Seine Mutter war Alkoholikerin, als sie ihn auf die Welt brachte: als neun Monate alter Säugling wurde der Angeklagte zur Adoption freigegeben und kam in eine Pflegefamilie. Die Folgen der alkoholischen Vergiftung im Mutterleib waren jedoch folgenschwer, sodass er schon früh in die Jugendpsychiatrie kam.

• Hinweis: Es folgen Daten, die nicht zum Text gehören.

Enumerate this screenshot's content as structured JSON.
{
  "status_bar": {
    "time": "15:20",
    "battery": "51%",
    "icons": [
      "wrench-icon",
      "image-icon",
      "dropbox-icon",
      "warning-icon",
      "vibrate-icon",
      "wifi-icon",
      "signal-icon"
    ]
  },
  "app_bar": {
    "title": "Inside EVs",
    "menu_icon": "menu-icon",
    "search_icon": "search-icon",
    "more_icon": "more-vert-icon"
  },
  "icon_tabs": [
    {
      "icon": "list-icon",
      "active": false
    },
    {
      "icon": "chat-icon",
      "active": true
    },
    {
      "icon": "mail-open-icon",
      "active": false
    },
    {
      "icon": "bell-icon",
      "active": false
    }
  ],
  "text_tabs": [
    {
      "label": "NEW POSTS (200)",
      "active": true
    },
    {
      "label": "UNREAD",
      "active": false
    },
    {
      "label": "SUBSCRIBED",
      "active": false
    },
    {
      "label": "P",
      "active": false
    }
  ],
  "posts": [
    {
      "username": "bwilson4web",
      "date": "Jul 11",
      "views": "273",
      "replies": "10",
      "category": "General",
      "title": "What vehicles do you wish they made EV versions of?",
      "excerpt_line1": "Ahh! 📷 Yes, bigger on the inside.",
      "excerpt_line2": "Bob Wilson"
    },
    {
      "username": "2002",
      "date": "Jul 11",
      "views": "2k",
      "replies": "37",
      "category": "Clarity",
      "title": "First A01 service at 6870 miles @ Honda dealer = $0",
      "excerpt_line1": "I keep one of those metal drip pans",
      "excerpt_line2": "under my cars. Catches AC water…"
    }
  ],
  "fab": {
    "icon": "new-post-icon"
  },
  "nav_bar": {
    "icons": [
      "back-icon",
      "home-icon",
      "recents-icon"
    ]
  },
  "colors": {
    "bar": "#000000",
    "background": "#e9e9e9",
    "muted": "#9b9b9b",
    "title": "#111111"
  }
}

Gutachter: „Psychosoziale Störung“ des Angeklagten ist immens
Die „psychosoziale Störung“ sei immens, so der Gutachter im Prozess. Der Angeklagte könne weder seine Handlungen noch seine Emotionen und bedrohlichen Gewaltausbrüche kontrollieren. Ärzte nennen dies „Impuls-Kontroll-Störung“. Auch seine Steuerungsfähigkeit sei wesentlich vermindert bis aufgehoben. Für all das, was in der Wiehler Tatnacht geschehen ist, kann der 21-Jährige wegen seiner Erkrankung nicht zur Verantwortung gezogen werden. An die Serie von Einbruchsdiebstahl, Diebstahl mit Waffen sowie den sexuellen Missbrauch eines Kindes kann er sich nicht erinnern. So hat es die Jugendkammer im Urteil festgestellt.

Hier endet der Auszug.